Nous sommes dans le train qui file vers Vancouver. Derrière nous, se sont installées deux jolies filles. Nos paupières se font lourdes mais on ne veut pas dormir. On jette souvent un coup d'oeil aux filles. L'une lit un bouquin et l'autre regarde dans le vide. Donald se décide et bumme une cigarette. Je sais que c'est plus pour engager la conversation que pour fumer. Déception, ça ne marche pas. Elles ne sont pas bavardes ou elles veulent rien savoir de nous. Je sors un livre d'Henri Vernes de mon sac mais je ne lis pas. Donald part à la recherche des toilettes. Puis, les filles se lèvent et partent vers l'arrière du wagon. Donald revient et c'est à mon tour de partir. Pas moyen de marcher droit dans ce foutu train, il faut que je me tienne aux fauteuils. Je bois de l'eau à la buvette et quand je retrouve Donald, il me demande ce que les filles sont devenus.

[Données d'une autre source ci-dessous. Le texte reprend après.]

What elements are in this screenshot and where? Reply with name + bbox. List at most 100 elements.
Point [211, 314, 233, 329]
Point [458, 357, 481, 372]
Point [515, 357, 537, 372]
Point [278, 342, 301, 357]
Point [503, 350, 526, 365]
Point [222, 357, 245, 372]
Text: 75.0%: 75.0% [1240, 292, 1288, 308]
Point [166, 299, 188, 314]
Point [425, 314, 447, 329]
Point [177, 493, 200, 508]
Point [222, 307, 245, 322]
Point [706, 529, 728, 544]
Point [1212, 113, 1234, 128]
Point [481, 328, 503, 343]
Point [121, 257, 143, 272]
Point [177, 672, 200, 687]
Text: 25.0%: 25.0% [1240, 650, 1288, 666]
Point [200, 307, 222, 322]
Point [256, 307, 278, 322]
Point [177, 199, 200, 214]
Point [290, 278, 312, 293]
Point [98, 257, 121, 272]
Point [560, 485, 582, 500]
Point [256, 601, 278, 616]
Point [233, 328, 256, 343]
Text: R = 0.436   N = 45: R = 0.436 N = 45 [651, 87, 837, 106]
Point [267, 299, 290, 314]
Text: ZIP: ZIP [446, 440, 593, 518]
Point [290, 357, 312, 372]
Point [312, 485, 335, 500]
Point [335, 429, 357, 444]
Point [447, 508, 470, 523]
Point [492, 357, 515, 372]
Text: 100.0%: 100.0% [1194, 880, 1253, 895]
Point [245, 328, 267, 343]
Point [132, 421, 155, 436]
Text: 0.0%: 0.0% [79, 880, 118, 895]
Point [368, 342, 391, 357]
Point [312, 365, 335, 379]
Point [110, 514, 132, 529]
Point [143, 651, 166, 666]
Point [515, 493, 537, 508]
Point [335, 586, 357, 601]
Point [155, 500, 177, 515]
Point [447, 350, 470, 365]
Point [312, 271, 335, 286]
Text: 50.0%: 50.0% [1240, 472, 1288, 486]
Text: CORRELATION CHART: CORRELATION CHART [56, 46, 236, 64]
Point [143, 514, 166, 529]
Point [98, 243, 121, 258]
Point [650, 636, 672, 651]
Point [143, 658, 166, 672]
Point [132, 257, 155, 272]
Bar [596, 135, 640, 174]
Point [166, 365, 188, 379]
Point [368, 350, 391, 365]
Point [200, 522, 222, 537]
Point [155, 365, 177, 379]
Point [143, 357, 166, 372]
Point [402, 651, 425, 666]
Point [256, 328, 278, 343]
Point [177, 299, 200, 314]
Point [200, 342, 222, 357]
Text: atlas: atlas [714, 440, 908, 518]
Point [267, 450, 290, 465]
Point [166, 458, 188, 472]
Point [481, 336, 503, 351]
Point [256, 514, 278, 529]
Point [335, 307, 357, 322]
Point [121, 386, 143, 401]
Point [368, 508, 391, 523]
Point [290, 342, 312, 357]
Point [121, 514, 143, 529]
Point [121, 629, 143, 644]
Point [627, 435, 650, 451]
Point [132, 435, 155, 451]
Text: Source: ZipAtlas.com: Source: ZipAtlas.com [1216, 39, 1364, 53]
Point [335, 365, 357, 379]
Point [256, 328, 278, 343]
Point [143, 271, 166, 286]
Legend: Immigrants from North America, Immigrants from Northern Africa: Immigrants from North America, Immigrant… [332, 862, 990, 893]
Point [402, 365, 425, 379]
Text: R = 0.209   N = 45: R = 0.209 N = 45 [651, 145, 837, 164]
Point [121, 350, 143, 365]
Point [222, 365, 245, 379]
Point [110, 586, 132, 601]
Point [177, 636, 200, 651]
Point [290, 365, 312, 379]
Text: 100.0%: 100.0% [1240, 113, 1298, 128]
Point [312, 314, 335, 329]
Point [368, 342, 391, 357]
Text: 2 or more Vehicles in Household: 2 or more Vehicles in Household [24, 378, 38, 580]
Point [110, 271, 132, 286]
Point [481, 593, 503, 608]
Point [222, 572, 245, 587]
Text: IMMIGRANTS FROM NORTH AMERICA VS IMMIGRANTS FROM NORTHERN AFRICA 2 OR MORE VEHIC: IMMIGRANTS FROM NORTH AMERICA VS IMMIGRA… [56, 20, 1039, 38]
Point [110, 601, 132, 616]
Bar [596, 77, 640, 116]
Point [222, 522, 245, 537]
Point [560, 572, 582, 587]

Nous dépassons Banff et le Lac Louise. Les montagnes rocheuses, c'est grandiose et de toute beauté. Je me sens infiniment petit, un grain de sable sur cette terre, une poussière microscopique dans l'univers. Comment peut-on avoir l'audace de dire que l'homme est un être supérieur alors que la nature pourrait tout anéantir en une fraction de seconde.

Nous décidons de nous rendre à l'arrière du wagon. Un semblant de restaurant improvisé est constitué de trois tables et quelques bancs soudés au plancher. Y a pas de quoi fouetter un chat. Sur le mur, il y a une immense carte géographique du Canada. Avec mon index, je refais mentalement le trajet qu'on a parcouru depuis le départ: Québec, Ontario, Manitoba, Saskatchewan, Alberta et, complètement à l'autre bout en face de l'océan Pacifique, la Colombie Britannique. Ouaip! Y a pas à dire, on est maintenant très loin de la maison et c'est pas le moment de brailler pour y retourner.

Un petit escalier, près de l'entrée du "restaurant", permet d'atteindre le haut du wagon. Le plafond est vitré pour mieux apprécier le panorama qui s'offre à nous. Nous prenons les fauteuils tout au fond et faisons un somme.

Plus tard, à notre réveil, on s'est aperçus que les deux filles sont assises à l'avant du wagon. On se décide de les rejoindre pour essayer, encore une fois, d'entamer une conversation amicale. Et ça réussit, un peu, du moins.  On apprend qu'elles sont originaires de l'Angleterre et qu'elles se rendent à l'île Victoria. On a beau essayer de les flirter, notre charme n'opère pas. Je crois que c'est l'image qu'on projette qui est en cause. Il faut voir la situation en face. Elles ont le look  hippie à la Sonny & Cher alors que nous, on est encore à l'ère des rockers avec les cheveux gommés par en arrière à la Elvis Presley. On n'a aucune chance.

On ne s'en aperçoit pas mais plus le train avance et plus le temps se fait doux à l'extérieur. La neige, sauf du haut des montagnes rocheuses, a complètement disparu.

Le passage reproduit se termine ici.